けど、それらはかぁちゃんのあまり平穏ではなかった71年の人生がつまっているのだから、あんまり無碍にはできないなぁと思いつつ、古びた大学ノートに綴られた文字を拾ってつい読んでしまう。セピア色に変色して閉じ糸もほつれてしまい、所々頁が破けた一番古いノートには「歎異抄」が書かれている。私は未読だが、かぁちゃんは随分若い頃に読んだらしく、本を買うお金が無くて先生から借りた物を自分で写し取っていたようだ・・・思えば、元気な頃から我儘の方が目に付いてしまっていたが、かぁちゃんもまた、そういう時代をひたすら生きて来た人だったのだ。ブルーのインクで書かれた文字は美しい。私と違ってとても綺麗な文字を綴っていたのだと思うと、名前さえ満足に綴れなくなってしまった事がやけに悲しい・・・こんな風に思いを過去へ飛ばしてしまうから、いつまでたっても片付かないんだよなぁ(苦笑)

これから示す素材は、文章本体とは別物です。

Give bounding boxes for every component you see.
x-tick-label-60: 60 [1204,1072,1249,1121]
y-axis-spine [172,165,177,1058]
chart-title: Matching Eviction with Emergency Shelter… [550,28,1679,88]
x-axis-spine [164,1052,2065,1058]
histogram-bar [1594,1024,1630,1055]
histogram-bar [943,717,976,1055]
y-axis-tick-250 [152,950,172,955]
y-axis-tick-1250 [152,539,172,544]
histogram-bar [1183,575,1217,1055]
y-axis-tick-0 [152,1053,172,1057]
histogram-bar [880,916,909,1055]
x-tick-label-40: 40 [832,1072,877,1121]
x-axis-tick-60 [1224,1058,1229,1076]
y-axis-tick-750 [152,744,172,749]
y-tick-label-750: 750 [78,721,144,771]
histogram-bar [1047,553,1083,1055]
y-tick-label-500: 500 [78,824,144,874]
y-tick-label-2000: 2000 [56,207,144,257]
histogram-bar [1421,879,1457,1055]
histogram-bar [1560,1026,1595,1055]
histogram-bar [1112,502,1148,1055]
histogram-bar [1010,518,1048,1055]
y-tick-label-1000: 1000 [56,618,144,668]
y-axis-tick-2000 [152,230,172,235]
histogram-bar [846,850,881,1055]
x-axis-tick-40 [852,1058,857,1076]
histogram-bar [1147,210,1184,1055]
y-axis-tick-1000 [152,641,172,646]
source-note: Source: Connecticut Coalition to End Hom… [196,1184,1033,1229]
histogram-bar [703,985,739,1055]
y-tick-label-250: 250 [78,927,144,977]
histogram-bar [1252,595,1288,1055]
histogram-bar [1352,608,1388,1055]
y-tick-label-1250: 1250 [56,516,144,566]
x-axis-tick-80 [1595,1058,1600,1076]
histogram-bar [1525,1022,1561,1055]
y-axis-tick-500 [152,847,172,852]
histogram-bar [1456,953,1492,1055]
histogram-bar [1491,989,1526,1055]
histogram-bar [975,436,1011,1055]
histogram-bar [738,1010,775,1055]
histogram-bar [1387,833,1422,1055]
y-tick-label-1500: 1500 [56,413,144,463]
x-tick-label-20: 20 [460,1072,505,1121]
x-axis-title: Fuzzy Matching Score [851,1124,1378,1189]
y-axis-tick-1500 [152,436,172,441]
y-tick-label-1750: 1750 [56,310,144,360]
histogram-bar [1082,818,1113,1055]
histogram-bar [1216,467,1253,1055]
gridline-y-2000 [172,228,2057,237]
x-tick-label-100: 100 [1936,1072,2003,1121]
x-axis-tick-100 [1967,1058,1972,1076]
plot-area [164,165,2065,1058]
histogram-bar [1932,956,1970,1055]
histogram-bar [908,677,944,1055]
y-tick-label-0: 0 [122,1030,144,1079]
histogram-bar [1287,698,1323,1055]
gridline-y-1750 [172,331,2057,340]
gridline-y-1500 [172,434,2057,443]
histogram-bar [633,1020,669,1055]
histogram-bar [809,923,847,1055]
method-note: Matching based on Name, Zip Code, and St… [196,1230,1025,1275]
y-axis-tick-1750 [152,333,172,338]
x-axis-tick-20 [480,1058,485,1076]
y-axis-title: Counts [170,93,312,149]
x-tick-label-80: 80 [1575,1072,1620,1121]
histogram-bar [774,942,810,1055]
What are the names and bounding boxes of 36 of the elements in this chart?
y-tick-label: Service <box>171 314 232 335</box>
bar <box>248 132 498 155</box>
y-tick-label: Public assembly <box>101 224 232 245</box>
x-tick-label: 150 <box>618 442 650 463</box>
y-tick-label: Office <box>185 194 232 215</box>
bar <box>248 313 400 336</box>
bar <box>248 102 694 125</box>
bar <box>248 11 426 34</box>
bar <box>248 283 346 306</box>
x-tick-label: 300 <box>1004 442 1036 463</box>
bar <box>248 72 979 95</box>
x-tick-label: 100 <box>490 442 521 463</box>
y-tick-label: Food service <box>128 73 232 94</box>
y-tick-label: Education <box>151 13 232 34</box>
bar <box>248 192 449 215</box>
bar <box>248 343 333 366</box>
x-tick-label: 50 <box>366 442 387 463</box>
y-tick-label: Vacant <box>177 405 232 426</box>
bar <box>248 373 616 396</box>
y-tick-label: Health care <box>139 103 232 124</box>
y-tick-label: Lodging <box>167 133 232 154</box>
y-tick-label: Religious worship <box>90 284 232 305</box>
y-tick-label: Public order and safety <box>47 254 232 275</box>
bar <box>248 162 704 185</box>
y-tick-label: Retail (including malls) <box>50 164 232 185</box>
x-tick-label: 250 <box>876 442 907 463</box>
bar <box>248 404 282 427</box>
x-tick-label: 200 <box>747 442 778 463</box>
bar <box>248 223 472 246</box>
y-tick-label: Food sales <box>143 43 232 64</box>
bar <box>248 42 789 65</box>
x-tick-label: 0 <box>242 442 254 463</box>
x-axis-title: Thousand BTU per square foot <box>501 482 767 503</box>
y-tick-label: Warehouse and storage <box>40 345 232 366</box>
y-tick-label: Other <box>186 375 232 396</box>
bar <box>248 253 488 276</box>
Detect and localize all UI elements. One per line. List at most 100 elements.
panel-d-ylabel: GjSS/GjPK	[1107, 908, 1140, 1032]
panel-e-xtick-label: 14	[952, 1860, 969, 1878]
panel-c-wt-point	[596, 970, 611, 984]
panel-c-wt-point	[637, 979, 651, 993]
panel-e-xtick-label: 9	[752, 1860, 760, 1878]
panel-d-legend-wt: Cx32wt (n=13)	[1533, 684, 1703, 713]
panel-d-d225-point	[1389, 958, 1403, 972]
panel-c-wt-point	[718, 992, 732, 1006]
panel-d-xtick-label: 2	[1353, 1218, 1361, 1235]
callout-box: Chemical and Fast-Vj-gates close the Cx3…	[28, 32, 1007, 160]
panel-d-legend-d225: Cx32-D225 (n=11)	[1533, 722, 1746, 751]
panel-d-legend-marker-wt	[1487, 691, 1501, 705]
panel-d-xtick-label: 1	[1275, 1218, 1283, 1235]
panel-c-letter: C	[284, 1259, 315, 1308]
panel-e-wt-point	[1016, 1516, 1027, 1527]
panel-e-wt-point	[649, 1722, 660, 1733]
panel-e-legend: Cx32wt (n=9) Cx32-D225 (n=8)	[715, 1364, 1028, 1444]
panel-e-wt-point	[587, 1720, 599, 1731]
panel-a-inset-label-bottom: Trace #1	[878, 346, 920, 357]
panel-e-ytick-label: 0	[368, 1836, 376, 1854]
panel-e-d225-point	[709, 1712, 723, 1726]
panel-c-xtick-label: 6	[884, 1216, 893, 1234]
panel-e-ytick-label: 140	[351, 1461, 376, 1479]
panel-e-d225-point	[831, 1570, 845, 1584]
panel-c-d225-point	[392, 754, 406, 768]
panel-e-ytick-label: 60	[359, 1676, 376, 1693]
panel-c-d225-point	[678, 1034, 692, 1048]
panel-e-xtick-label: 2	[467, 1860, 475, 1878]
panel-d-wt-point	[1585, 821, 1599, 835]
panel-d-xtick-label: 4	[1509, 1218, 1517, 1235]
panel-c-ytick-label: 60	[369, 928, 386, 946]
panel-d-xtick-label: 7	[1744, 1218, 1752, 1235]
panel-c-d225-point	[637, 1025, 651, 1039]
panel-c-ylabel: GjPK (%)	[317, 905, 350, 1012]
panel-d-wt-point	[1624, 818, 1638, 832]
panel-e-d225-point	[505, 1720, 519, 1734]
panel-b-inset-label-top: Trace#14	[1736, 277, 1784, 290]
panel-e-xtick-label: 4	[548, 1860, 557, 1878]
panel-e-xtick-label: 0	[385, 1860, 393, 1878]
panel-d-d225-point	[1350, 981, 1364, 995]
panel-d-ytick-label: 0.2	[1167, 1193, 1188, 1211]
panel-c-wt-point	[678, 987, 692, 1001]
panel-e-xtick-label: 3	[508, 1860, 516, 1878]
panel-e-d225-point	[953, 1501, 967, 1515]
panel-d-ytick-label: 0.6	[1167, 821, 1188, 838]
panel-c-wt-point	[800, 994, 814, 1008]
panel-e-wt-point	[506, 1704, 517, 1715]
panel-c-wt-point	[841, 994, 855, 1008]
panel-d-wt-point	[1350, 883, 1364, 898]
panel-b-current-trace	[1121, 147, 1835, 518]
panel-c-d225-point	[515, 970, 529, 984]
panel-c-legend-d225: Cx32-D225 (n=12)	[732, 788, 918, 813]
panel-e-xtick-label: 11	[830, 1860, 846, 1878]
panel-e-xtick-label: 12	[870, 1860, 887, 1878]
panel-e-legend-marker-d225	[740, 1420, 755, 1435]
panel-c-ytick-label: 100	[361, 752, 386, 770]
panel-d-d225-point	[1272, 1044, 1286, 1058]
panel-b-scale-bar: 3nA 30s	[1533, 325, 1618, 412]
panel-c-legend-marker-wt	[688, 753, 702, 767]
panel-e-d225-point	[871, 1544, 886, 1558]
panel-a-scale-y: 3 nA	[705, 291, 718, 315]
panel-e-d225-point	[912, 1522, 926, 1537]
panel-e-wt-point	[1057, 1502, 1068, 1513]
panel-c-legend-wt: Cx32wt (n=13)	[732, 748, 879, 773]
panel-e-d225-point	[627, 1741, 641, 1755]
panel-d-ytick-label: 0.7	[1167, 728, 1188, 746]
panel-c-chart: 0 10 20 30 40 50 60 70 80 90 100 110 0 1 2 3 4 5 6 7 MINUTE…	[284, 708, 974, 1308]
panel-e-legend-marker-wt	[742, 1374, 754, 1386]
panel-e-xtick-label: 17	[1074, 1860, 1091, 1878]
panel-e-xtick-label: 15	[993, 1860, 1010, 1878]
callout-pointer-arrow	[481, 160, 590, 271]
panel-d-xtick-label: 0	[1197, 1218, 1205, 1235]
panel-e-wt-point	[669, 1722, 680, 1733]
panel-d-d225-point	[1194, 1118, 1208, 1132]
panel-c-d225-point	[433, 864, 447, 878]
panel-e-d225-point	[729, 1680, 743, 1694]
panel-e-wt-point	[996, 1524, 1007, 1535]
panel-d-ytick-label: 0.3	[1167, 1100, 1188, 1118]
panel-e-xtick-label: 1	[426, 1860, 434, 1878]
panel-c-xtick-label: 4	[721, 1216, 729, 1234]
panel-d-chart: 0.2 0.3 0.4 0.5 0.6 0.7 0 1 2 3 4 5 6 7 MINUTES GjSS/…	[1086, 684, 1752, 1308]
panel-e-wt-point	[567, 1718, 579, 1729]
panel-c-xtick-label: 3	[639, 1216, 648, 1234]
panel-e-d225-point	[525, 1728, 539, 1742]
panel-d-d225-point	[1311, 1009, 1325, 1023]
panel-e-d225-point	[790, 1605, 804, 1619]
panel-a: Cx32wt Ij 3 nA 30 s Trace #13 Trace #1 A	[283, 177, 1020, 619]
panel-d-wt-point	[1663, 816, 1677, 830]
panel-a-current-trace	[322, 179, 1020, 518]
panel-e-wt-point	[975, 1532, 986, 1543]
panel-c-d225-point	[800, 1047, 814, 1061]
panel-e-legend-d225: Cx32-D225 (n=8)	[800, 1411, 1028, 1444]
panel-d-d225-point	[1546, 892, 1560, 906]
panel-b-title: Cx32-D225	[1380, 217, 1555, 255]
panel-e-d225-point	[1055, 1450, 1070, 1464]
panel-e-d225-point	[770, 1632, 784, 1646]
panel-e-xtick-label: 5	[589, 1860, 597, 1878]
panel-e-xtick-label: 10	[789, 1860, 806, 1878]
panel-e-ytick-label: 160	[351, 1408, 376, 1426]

それにしても、本とカセットテープの多さときたら・・・いや、こればかりは人の事は言ってられない。荷物を整理しながら、自分の物も処分していかなくっちゃな、なんて本気で考えてしまう。
このテープを一日一本ずつ聴いたとしても数ヶ月はもつだろなぁと、そのうちの一本、まずはいわゆる「青春歌謡」をかけながら後片付けをしていた。
かぁちゃんは、その傍らで机に座ってコーヒーのマグカップを横ちょに置いて、時折リズムに合わせて首を縦に小さく振りながら文庫本をめくったり、閉じたりしている。「出家とその弟子」・・・若い頃から好きだったようで、私も小学校の時に読まされたのだけれど、当時はあまりよく解らなかったように記憶している。表題はちゃんと読めたので、思わず「えらい!読めた、読めた。」と頭をなでなで、もうまるっきり子供扱いだなと苦笑しつつ、頁をめくるだけで内容は読めていない様子を横目で見ながら、それでも不思議に心が落ち着いた。

ゆるやかに、穏やかに時間が流れる。50年代の音楽のリズムは私にとっても心地よい。・・・しかし、なんだかおとなしすぎやしませんか?

かぁちゃん!!そのままだったら、本当に素敵なおばぁちゃまだったのに。
大きな粗相をしていては、そりゃいかんでしょう。私は一人血相を変えてありゃりゃこりゃりゃと駆けずり回る。「何で言わないんだよ~!」と大きな声で言うと、かぁちゃんは「うふふ。」と笑う・・・おいっ!

こんな風に、これからも時を過ごすのだろうな・・・。一瞬目の前の風景がセピア色に映る。自分自身の過去が一気に押し寄せる。ぎゅっと目を閉じてそれを追い払う。カセットテープは全て出したが、本は悪いけど、極一部にさせてもらおう。しばらくはダンボールの中に保存しておこう。・・・いつかその本を出して私は読む事があるのだろうか。
三日間ほとんど眠らなかったかぁちゃんは、さすがに今日は疲れてしまったようで随分大人しく、ようやく眠る事ができたようだ。どうか、しばらくはこのままで、と祈らずにはいられない。